CUDA Thrust reduce_by_key returns different values on Nvidia Jetson TX2 vs PC

I’m trying to solve a large non-linear system using the Nvidia TX2 and for this I need to reduce (sum) 6x6 matrices of doubles.

Using thrust::reduce_by_key on a PC produces correct results however when moving the same code to TX2 the results differ significantly.

PC specs: Ubuntu 16.04, GeForce GTX 1060, Cuda 8.0.61

TX2 specs: Ubuntu 16.04, Cuda V9.0.252, L4T 28.2.1

I put here simple repo including data to verify this situation:

Is there any compile flag settings that should be added on TX2 or is the TX2 using less precise double operations?

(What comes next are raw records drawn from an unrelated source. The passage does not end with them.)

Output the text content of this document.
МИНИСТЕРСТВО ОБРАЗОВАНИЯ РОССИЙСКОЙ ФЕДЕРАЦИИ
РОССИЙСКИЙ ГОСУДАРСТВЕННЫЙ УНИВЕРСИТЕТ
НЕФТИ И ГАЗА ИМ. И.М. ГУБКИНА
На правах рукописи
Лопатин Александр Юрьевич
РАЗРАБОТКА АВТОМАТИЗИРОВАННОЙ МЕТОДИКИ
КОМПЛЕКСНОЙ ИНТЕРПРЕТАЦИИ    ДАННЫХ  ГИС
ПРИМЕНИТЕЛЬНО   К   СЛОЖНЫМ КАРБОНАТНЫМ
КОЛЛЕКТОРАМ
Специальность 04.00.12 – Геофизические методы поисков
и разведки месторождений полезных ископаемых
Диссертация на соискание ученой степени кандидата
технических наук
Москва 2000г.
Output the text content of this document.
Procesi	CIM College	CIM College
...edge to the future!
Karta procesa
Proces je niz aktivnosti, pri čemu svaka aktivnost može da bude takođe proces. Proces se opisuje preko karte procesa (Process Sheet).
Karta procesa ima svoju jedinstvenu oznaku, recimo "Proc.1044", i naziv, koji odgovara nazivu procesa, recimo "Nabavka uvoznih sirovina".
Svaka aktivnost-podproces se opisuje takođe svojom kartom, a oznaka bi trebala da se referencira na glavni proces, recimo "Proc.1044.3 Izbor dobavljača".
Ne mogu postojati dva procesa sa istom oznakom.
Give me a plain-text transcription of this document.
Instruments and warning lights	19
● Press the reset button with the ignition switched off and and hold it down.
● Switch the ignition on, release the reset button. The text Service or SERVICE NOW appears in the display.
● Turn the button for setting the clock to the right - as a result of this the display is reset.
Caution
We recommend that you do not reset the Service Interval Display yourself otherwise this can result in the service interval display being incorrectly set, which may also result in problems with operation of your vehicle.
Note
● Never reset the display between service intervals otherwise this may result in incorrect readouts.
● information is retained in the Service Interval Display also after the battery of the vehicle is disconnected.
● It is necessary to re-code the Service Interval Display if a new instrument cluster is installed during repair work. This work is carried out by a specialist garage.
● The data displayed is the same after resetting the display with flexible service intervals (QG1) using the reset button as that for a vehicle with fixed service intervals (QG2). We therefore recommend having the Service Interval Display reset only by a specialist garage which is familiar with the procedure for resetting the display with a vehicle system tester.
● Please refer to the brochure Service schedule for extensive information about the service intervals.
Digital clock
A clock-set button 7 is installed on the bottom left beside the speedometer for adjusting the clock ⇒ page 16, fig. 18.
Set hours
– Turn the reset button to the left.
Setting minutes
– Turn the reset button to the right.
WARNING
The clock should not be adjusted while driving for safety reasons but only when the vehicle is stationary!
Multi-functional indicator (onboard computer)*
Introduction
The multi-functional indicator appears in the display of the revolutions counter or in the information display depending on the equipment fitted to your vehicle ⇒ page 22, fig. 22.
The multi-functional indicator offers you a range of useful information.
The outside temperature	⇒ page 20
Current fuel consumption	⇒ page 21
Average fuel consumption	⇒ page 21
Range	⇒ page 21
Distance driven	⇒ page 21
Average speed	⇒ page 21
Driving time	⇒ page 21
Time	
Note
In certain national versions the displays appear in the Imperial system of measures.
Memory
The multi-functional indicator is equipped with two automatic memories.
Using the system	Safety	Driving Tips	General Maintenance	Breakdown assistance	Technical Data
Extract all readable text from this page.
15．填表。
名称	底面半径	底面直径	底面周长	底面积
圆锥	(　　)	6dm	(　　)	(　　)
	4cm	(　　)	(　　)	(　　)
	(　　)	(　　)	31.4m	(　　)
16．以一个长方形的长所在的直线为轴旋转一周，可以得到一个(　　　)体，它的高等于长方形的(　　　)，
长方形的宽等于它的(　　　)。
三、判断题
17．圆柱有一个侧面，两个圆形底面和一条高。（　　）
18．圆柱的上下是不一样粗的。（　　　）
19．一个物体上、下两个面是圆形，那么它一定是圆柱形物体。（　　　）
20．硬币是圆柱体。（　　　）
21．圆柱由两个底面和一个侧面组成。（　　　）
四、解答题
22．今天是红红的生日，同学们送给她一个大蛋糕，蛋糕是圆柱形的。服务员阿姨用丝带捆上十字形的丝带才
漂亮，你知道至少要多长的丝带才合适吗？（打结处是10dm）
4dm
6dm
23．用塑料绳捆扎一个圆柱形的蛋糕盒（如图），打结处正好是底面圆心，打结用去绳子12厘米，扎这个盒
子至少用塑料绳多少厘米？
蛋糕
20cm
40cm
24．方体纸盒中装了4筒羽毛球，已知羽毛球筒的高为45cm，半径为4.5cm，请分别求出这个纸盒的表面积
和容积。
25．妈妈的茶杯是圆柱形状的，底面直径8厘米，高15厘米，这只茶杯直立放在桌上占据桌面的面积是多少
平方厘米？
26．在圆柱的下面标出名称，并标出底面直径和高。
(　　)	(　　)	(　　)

Suppose you need to copy the input array value from CPU into GPU.
There is only an array pointer copy inside your code:

thrust::device_vector<IdxPair> d_pairArr = h_pairArr;
thrust::device_vector<PBA_Mat6> d_matArr = h_matArr;

Please also noticed that the memory address of CPU/GPU are different.
You cannot assign it with pointer directly. An copy for each value is required.


I believe the above statements are valid copies thanks to Thrust, those are not pointer copies. Can you expand on your description, and rewrite it correctly if possible (perhaps I’m missing something)?

Also note this works well on a PC.

It appears to be a bug on CUDA 9. I downgraded to CUDA 8.0 via Jetpack 3.1 and it works fine there. Is there a way to report a bug?


Sorry for the late reply.

We can reproduce this issue internally and already feedback to our internal team.
Will update here once we have further information.